Серьезного внимания заслуживает тот факт, что при всей резкости осуждения Кантом революционного свержения монархий он, вместе с тем, производил осторожную легитимизацию политических устройств, созидаемых победившими революциями. Кант писал, что «если революция удалась и установлен новый строй», то подданные обязаны быть лояльными ему и повиноваться новому правительству[37].
Установка на анитабсолютистское реформирование сверху социально-политического строя Пруссии дополнялась мерами антифеодального характера, предложенными Кантом. Он, во-первых, обосновывал правомерность отмены «наследного дворянства», в котором видел «пустое порождение мысли, не имеющее никакой реальности»[38].
Во — вторых, Кант отрицал правомочность дворянского, церковного и даже княжеского землевладения, заявляя, что «рыцарские владения и церковные… могут быть без колебаний отменены», а верховный повелитель не может иметь доменов, т. е. земельных угодий для частного пользования (для содержания своего двора)»[39].
В — третьих, Кант выступал против клерикализма как сращения церкви с государством, давая правовое обоснование необходимости их разделения. Попутно подтверждалось право народа на реформирование своего вероучения[40], что было уже осуществлено в XVI–XVII вв. посредством принятия лютеранской версии христианства в северо-немецких землях, в том числе на территории Пруссии.
Свое критическое свободомыслие Кант считал вполне соответствующим истинному «гражданскому состоянию», мыслимому как по самой своей природе обеспечивающему гражданам свободу мысли и слова, включая свободу публичного обсуждения философами политико-юридических вопросов. Кант мечтал о скором наступлении времени, когда именно философы, а не теологи или правоведы, станут советчиками властей. Кант был убежден, что философское свободомыслие в отношении государственного права «будет лучшим средством для достижения целей правительства, чем его собственный абсолютный авторитет»[41].
Что касается международного права, то в его сфере Кант сохранил приверженность идее вечного мира. Правда, к 1797 г. пацифистские надежды Канта значительно поблекли по сравнению с 1795 г., когда ему казалось, что договор о «вечном мире» будет вот-вот заключен.

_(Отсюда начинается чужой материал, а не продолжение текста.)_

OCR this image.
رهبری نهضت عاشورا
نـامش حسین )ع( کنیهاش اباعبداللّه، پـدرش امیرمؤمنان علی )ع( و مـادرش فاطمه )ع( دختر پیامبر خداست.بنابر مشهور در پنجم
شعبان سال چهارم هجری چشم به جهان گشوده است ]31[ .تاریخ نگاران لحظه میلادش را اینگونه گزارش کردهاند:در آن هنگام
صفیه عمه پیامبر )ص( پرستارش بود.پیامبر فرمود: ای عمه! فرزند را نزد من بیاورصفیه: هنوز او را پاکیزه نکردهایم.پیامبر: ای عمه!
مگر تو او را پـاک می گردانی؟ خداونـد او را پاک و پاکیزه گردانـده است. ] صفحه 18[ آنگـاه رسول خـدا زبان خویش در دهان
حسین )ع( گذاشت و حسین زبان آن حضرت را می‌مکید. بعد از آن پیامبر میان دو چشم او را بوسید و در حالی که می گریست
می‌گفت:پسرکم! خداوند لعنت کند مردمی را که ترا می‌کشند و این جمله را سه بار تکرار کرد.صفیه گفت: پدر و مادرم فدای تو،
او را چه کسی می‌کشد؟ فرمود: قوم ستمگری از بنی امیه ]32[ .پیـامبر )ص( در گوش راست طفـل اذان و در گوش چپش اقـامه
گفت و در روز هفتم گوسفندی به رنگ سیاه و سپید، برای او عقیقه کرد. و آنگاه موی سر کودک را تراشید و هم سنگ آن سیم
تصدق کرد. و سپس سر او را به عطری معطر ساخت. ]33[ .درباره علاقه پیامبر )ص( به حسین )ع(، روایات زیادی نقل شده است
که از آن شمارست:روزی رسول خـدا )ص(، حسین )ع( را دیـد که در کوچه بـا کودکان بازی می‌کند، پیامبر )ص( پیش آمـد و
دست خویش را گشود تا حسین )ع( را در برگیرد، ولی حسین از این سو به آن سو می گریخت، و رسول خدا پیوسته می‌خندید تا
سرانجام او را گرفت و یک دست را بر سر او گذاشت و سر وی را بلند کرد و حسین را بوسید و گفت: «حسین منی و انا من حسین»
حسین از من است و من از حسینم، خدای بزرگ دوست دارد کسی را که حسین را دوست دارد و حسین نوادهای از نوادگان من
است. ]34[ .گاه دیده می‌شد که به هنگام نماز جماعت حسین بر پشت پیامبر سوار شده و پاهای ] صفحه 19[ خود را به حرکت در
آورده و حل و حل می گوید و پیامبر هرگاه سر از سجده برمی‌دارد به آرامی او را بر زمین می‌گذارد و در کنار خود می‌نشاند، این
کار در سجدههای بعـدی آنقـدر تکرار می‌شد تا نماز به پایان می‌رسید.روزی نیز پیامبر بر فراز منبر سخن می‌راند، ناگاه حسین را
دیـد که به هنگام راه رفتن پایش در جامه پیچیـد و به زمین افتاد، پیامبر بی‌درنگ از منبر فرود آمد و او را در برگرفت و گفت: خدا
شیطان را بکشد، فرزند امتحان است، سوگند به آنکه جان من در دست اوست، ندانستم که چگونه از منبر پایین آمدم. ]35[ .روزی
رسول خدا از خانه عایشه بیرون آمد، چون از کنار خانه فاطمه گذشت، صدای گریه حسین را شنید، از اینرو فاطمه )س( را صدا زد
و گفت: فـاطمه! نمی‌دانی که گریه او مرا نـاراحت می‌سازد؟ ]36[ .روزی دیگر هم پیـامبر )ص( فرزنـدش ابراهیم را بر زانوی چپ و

Теперь, в обстановке продолжающихся войн на европейском континенте, Кант считал, что хотя идея вечного мира представляет «конечную цель всего международного права», она все же неосуществима из-за невозможности создать всемирное конфедеративное государство и мировое правительство. Но, заявлял Кант, вполне осуществимо развитие таких международных связей, которые «служили бы постоянному приближению к состоянию вечного мира»[42].

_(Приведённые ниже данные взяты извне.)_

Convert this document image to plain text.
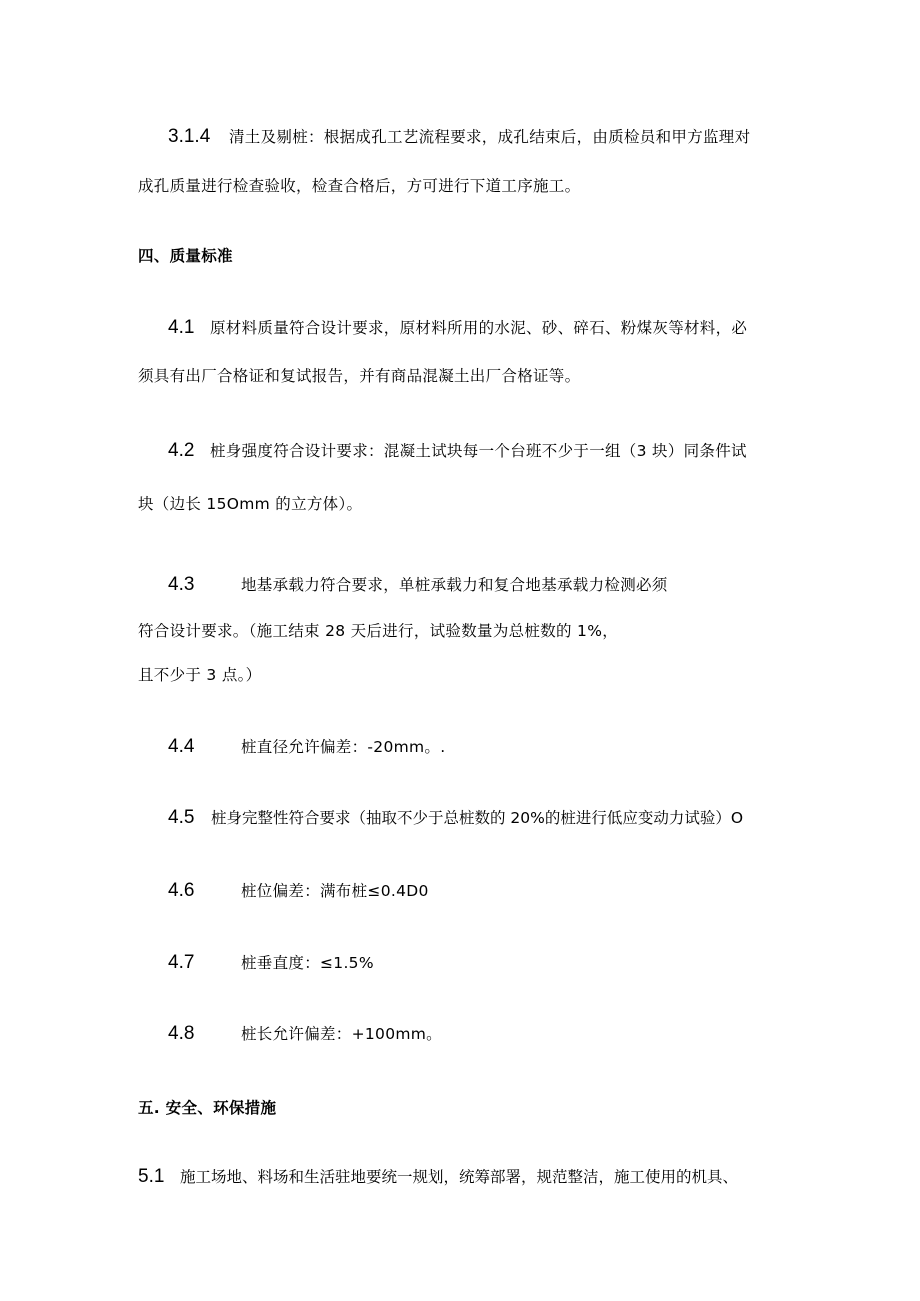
3.1.4 清土及剔桩：根据成孔工艺流程要求，成孔结束后，由质检员和甲方监理对
成孔质量进行检查验收，检查合格后，方可进行下道工序施工。
四、质量标准
4.1 原材料质量符合设计要求，原材料所用的水泥、砂、碎石、粉煤灰等材料，必
须具有出厂合格证和复试报告，并有商品混凝土出厂合格证等。
4.2 桩身强度符合设计要求：混凝土试块每一个台班不少于一组（3 块）同条件试
块（边长 15Omm 的立方体）。
4.3	地基承载力符合要求，单桩承载力和复合地基承载力检测必须
符合设计要求。（施工结束 28 天后进行，试验数量为总桩数的 1%，
且不少于 3 点。）
4.4	桩直径允许偏差：-20mm。.
4.5 桩身完整性符合要求（抽取不少于总桩数的 20%的桩进行低应变动力试验）O
4.6	桩位偏差：满布桩≤0.4D0
4.7	桩垂直度：≤1.5%
4.8	桩长允许偏差：+100mm。
五. 安全、环保措施
5.1 施工场地、料场和生活驻地要统一规划，统筹部署，规范整洁，施工使用的机具、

Вопрос более не в том, реален или нереален вечный мир, — рассуждал Кант, — а в том, должны ли мы стремиться к запрещению войн и содействовать всеобщему миру. Важно понять, согласно Канту, что неустанно действовать в этом направлении — это наш долг. Предельно возвышая морально-правовую значимость идеи вечного мира, Кант писал, что становление всеобщего и постоянного мира составляет не просто часть, но конечную цель учения о праве в пределах одного только разума. По Канту, правило пацифистского долженствования априори заимствовано разумом из идеала правового объединения людей под публичными законами.

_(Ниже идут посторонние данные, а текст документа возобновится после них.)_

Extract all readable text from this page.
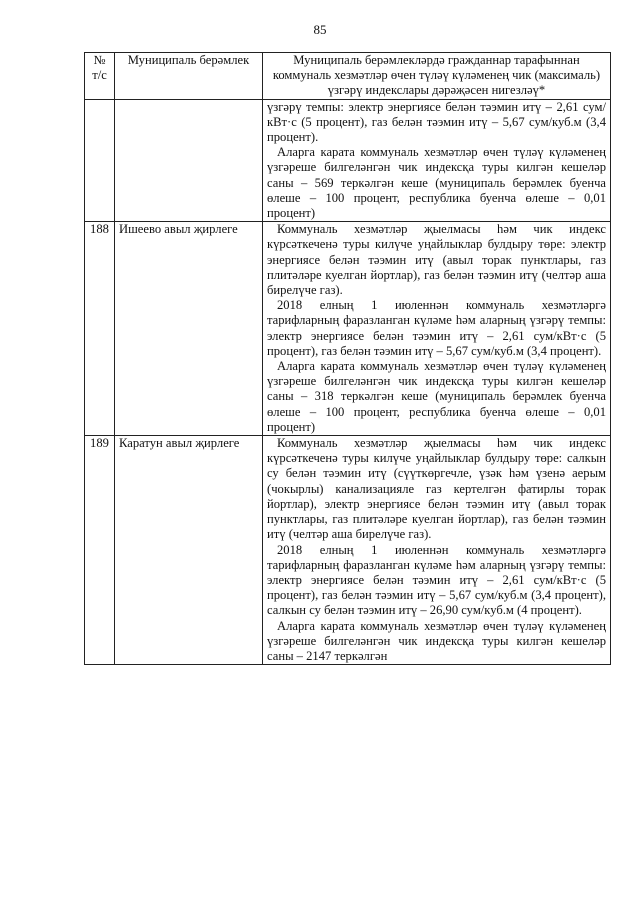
85
№ т/с	Муниципаль берәмлек	Муниципаль берәмлекләрдә гражданнар тарафыннан коммуналь хезмәтләр өчен түләү күләменең чик (максималь) үзгәрү индекслары дәрәҗәсен нигезләү*

		үзгәрү темпы: электр энергиясе белән тәэмин итү – 2,61 сум/кВт·с (5 процент), газ белән тәэмин итү – 5,67 сум/куб.м (3,4 процент).

Аларга карата коммуналь хезмәтләр өчен түләү күләменең үзгәреше билгеләнгән чик индексқа туры килгән кешеләр саны – 569 теркәлгән кеше (муниципаль берәмлек буенча өлеше – 100 процент, республика буенча өлеше – 0,01 процент)

188	Ишеево авыл җирлеге	Коммуналь хезмәтләр җыелмасы һәм чик индекс күрсәткеченә туры килүче уңайлыклар булдыру төре: электр энергиясе белән тәэмин итү (авыл торак пунктлары, газ плитәләре куелган йортлар), газ белән тәэмин итү (челтәр аша бирелүче газ).

2018 елның 1 июленнән коммуналь хезмәтләргә тарифларның фаразланган күләме һәм аларның үзгәрү темпы: электр энергиясе белән тәэмин итү – 2,61 сум/кВт·с (5 процент), газ белән тәэмин итү – 5,67 сум/куб.м (3,4 процент).

Аларга карата коммуналь хезмәтләр өчен түләү күләменең үзгәреше билгеләнгән чик индексқа туры килгән кешеләр саны – 318 теркәлгән кеше (муниципаль берәмлек буенча өлеше – 100 процент, республика буенча өлеше – 0,01 процент)

189	Каратун авыл җирлеге	Коммуналь хезмәтләр җыелмасы һәм чик индекс күрсәткеченә туры килүче уңайлыклар булдыру төре: салкын су белән тәэмин итү (сүүткөргечле, үзәк һәм үзенә аерым (чокырлы) канализацияле газ кертелгән фатирлы торак йортлар), электр энергиясе белән тәэмин итү (авыл торак пунктлары, газ плитәләре куелган йортлар), газ белән тәэмин итү (челтәр аша бирелүче газ).

2018 елның 1 июленнән коммуналь хезмәтләргә тарифларның фаразланган күләме һәм аларның үзгәрү темпы: электр энергиясе белән тәэмин итү – 2,61 сум/кВт·с (5 процент), газ белән тәэмин итү – 5,67 сум/куб.м (3,4 процент), салкын су белән тәэмин итү – 26,90 сум/куб.м (4 процент).

Аларга карата коммуналь хезмәтләр өчен түләү күләменең үзгәреше билгеләнгән чик индексқа туры килгән кешеләр саны – 2147 теркәлгән
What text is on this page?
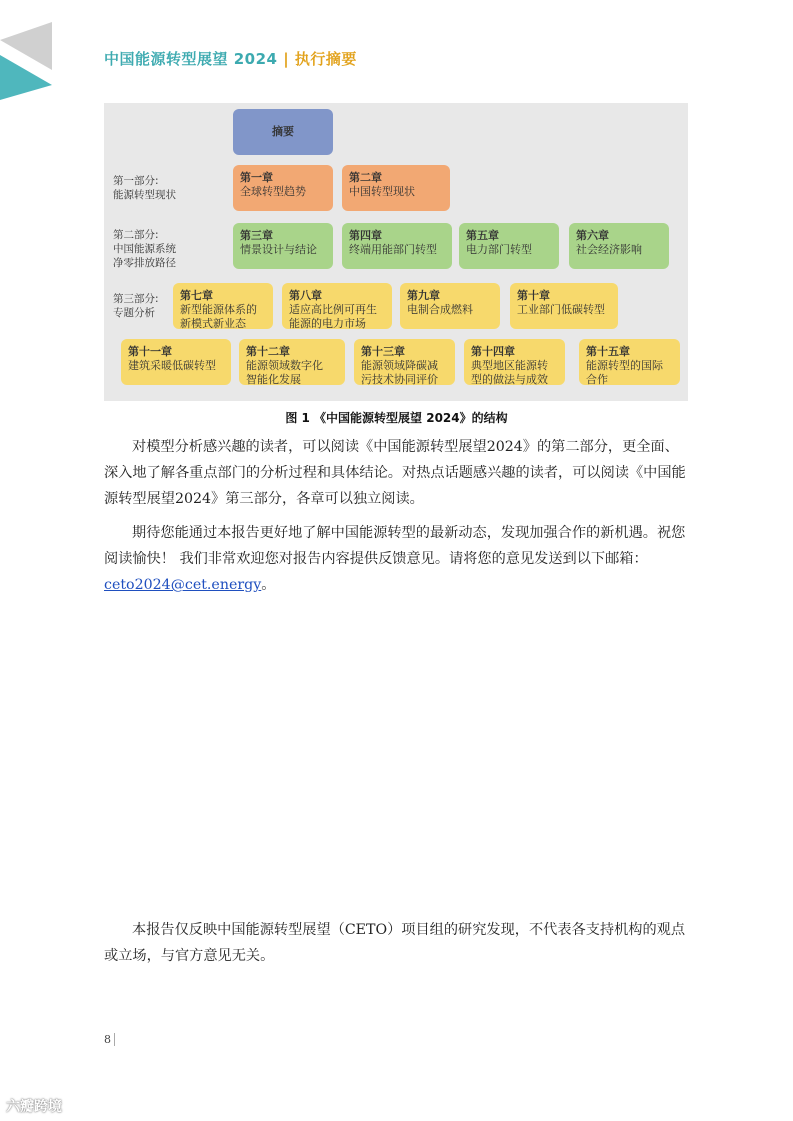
中国能源转型展望 2024 | 执行摘要
摘要
第一部分:
能源转型现状
第二部分:
中国能源系统
净零排放路径
第三部分:
专题分析
第一章
全球转型趋势
第二章
中国转型现状
第三章
情景设计与结论
第四章
终端用能部门转型
第五章
电力部门转型
第六章
社会经济影响
第七章
新型能源体系的
新模式新业态
第八章
适应高比例可再生
能源的电力市场
第九章
电制合成燃料
第十章
工业部门低碳转型
第十一章
建筑采暖低碳转型
第十二章
能源领域数字化
智能化发展
第十三章
能源领域降碳减
污技术协同评价
第十四章
典型地区能源转
型的做法与成效
第十五章
能源转型的国际
合作
图 1 《中国能源转型展望 2024》的结构

对模型分析感兴趣的读者，可以阅读《中国能源转型展望2024》的第二部分，更全面、深入地了解各重点部门的分析过程和具体结论。对热点话题感兴趣的读者，可以阅读《中国能源转型展望2024》第三部分，各章可以独立阅读。

期待您能通过本报告更好地了解中国能源转型的最新动态，发现加强合作的新机遇。祝您阅读愉快！ 我们非常欢迎您对报告内容提供反馈意见。请将您的意见发送到以下邮箱：ceto2024@cet.energy。

本报告仅反映中国能源转型展望（CETO）项目组的研究发现，不代表各支持机构的观点或立场，与官方意见无关。

8
六瓣跨境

Таким образом, Кант утверждал, что нет ничего метафизически более возвышенного, чем идея вечного мира, которая в смысле ее всеобщей значимости может быть призвана обладающей абсолютной реальностью.
1.2. Право и мораль в философии И. Канта
Уходящий век заострил внимание теоретиков и практиков гуманитарного направления на ряде серьезных общественных проблем, в числе первых выдвигая вопрос о сущности и соотношении морали и права. Одним из крупнейших исследователей данной проблемы в прошлом был И. Кант. В его философских трудах, посвященных этике, в частности, в первой части «Метафизики нравов», поставлен тезис и далее выстроена целая система соотношения двух сфер, метафизики нравов — морали и права. Насколько актуальны сегодня рассуждения и умозаключения немецкого философа говорят непрекращающиеся диспуты, проводимые в кругах западноевропейских философов и юристов. Не лишены особого интереса и выводы, к которым пришла в недавнем историческом прошлом итальянская философско-правовая школа кантианства.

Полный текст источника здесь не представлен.